Why I’ve committed to be explicit in 2021 

by | Jan 9, 2021 | Blog | 0 comments

Be explicit is my focus word/phrase for 2021. The definition is “(of a statement or piece of writing) clear and easy to understand, so that you have no doubt what is meant,” according to the Oxford Dictionaries.

Choosing this focus phrase helps me practice empathy for others and myself.

As we embrace the new year, we’re still slogging through work conditions forced upon us last spring due to the Covid-19 pandemic. Consider:

  • The mushing together of our personal and professional lives as many of us continue to work at home.
  • The increased craving to be connected to our devices so we can stay in touch with colleagues, family and friends.

These conditions contribute to greater strain on our brain. The brain gets fatigued, which makes it harder to focus, concentrate, and store important points in our working memory.

And when we’re practicing continuous partial attention, that is constantly scanning what’s going on around us without fully focusing on just one thing, we can find our stress level increasing. That hurts our ability to function. For example, even with all of my apps and other tools, I find it’s still easy to overlook important messages, forget a task or deadline, and sometimes not even register what someone has said to me. (Yes, guilty as charged!)

Plus, we’re juggling a lot of information, much of it uncertain, ambiguous, and fluctuating.

As a result, it helps to be as explicit as possible in the interest of self-preservation and a desire to be kind to others.
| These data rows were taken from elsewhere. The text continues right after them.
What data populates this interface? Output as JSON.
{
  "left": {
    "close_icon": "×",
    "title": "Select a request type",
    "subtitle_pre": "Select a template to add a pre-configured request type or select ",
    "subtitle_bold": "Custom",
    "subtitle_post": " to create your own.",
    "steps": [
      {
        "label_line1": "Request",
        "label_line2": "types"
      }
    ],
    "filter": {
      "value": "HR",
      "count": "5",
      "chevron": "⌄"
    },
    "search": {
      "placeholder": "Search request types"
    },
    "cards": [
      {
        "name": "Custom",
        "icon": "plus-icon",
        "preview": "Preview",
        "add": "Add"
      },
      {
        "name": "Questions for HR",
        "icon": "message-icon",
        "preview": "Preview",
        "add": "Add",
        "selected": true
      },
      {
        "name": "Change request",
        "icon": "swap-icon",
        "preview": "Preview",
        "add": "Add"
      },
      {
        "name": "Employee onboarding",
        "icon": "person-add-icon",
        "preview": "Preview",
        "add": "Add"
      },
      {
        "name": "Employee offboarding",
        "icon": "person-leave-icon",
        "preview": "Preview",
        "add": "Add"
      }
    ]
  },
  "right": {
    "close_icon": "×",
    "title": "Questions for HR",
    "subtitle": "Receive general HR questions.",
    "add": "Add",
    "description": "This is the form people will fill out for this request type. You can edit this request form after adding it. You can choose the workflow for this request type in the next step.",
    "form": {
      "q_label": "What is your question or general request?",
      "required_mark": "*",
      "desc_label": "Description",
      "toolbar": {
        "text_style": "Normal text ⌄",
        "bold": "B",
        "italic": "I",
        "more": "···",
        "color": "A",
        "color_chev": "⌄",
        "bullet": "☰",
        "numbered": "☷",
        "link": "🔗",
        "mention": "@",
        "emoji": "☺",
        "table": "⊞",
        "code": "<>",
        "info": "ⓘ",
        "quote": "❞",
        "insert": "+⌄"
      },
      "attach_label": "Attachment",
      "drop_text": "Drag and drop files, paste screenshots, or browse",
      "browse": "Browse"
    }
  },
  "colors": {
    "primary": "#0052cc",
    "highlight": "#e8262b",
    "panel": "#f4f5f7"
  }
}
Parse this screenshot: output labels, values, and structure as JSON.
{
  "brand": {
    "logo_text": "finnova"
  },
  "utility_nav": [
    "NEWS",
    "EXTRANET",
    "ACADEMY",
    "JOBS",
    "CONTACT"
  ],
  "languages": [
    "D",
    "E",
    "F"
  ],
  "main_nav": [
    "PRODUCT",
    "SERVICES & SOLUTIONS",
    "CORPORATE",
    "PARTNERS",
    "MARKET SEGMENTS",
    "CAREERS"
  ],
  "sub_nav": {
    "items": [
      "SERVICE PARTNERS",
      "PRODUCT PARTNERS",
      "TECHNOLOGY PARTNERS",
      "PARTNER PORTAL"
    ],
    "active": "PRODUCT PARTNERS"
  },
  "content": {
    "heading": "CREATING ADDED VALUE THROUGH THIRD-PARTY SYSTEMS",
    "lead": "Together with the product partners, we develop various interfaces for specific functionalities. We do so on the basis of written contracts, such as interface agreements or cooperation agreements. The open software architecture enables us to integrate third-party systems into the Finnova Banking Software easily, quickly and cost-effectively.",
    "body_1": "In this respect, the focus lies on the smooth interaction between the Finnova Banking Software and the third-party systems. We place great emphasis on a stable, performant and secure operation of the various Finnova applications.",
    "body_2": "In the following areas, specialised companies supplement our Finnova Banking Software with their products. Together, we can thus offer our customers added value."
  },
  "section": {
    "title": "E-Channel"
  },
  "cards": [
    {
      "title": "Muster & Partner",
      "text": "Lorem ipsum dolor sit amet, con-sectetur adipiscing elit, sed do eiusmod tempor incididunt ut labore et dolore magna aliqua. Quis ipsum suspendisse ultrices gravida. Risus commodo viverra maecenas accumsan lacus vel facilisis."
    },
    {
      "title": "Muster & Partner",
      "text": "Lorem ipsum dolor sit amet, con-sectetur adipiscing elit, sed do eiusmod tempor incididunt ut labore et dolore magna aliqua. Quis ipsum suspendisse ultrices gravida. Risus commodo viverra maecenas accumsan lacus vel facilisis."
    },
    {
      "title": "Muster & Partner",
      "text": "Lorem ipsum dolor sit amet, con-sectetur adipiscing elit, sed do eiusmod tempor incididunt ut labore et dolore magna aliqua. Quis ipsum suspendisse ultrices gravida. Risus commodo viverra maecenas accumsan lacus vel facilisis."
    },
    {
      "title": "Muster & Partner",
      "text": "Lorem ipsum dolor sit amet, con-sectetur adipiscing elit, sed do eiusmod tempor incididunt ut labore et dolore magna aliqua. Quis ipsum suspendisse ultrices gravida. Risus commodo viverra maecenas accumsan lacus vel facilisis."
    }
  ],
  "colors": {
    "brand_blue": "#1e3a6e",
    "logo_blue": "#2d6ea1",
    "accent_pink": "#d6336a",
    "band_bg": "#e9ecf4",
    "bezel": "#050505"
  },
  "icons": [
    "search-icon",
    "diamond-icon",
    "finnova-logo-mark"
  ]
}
Three situations especially benefit from being explicit:

  1. Carefully articulating commitments and other action items with clear deadlines so everyone knows what’s expected of them and by when.
  1. Being mindful and clear about intentions and plans to avoid going or sending others down a rabbit hole or on a wild goose chase.
  1. When changing directions or pivoting, making sure you reinforce principles, values or other guidelines to help you and others stay on course.

Being explicit helps in other ways too, such as:

  • Being transparent about what you can talk about and what you can’t.
  • Confirming assumptions and interpretations so everyone is on the same page.
  • Double and triple-checking the accuracy of key information, such as correct dates with the right time zones and up-to-date log-in information for the correct platforms to make sure people join you for calls at the right time.
  • Clarifying pronouns and other identifiers so everyone knows who “he,” “she,” and “they” are.

When you’re explicit, you reduce the effort people need to make to figure out what they need to do. So it’s easier for them to follow through. And they can devote more time and energy to the content of the work they’re doing. They’ll also perceive you as more trustworthy and likeable.

Even though I’ve known about the value of selecting one word or phrase to serve as an overarching theme for a period of time, I’ve not done it consistently. This year feels different though.

Having a focal phrase is a useful way to simplify options in order to cope better with increased volatility, uncertainty, complexity and ambiguity. Yes, it’s a VUCA world.

What about you? Do you have a focal word or phrase for 2021? If, not, consider joining me in being explicit.